Escolher o bairro onde morar, o restaurante a frequentar, a academia de ginástica, a escola dos filhos, tudo, está regido por esses princípios. Não frequento os mesmos espaços da extrema-direita, e a recíproca é verdadeira. Esse é o mundo em que vivemos hoje.
No Festival de Cinema de Veneza, o grande cineasta Pedro Almodóvar, ao receber o Leão de Ouro, prêmio máximo da competição, declarou que seu filme tem a missão de combater a retórica anti-imigração e de ódio existente hoje na Europa. Pelo mundo, esse discurso da extrema-direita utiliza temas como o medo do “outro” e a xenofobia, se manifestando em diferentes contextos.
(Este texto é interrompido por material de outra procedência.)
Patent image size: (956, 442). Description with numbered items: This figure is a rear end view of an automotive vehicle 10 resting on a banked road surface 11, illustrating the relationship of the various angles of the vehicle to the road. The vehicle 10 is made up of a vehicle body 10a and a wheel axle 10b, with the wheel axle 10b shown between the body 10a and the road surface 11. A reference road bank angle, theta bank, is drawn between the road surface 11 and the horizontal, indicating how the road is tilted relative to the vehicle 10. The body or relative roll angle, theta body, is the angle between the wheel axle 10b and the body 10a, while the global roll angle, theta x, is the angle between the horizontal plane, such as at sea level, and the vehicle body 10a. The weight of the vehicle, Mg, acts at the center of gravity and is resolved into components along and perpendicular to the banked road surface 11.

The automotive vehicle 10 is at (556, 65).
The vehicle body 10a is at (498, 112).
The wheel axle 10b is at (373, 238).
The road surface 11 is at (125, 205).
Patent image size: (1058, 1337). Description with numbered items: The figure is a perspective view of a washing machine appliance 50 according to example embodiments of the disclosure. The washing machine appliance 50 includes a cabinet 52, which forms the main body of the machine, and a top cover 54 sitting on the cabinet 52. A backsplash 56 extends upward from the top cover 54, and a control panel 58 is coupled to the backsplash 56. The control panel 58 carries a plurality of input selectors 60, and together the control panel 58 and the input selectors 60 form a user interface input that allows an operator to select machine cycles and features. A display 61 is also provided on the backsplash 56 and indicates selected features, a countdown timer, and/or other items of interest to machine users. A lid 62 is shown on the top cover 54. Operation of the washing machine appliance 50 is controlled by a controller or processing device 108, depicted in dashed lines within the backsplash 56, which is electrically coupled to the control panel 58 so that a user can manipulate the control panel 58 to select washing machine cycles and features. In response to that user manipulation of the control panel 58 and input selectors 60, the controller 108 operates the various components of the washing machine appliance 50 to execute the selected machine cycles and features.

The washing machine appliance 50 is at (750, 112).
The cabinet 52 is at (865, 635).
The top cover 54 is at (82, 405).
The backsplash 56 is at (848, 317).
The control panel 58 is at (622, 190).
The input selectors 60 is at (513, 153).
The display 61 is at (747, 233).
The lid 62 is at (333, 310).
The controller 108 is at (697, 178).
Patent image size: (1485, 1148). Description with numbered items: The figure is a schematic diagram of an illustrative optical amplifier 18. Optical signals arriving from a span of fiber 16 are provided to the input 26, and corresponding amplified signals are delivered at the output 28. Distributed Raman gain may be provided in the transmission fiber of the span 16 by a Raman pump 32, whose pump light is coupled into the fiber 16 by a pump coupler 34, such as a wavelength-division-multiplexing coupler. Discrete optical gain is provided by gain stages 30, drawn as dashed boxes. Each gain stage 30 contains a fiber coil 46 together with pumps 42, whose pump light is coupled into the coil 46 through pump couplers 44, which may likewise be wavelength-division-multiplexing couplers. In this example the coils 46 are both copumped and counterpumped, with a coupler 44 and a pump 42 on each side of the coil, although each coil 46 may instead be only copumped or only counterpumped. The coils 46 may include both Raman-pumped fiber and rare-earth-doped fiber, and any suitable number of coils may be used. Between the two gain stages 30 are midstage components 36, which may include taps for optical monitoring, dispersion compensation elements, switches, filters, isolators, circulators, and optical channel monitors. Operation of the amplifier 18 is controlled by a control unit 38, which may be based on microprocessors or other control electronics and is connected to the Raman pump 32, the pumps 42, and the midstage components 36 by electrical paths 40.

Nos Estados Unidos, a retórica anti-imigração foi central nas políticas da era Trump, com medidas como a construção de um muro na fronteira com o México e a separação de famílias imigrantes. De lá, acompanhamos, perplexos, as declarações do hoje candidato, em um debate presidencial, afirmando que os imigrantes comiam os pets dos moradores, enfatizando o preconceito implícito nessas palavras e reforçando estereótipos nocivos sobre imigrantes, desumanizando-os.
Falas desse tipo desviam o foco dos reais problemas envolvendo a imigração, substituindo uma discussão séria e necessária por absurdos sensacionalistas. Banaliza os discursos de ódio e normaliza a xenofobia.
No Brasil, o discurso da extrema-direita também se vale da demonização de minorias, com falas que desumanizam grupos vulneráveis, como indígenas e imigrantes, além do incentivo à violência. Embora o alvo e a estratégia possam variar de um país para outro, o impacto desse discurso é o mesmo: reforçar o preconceito, desmantelar os direitos humanos e criar uma sociedade cada vez mais polarizada.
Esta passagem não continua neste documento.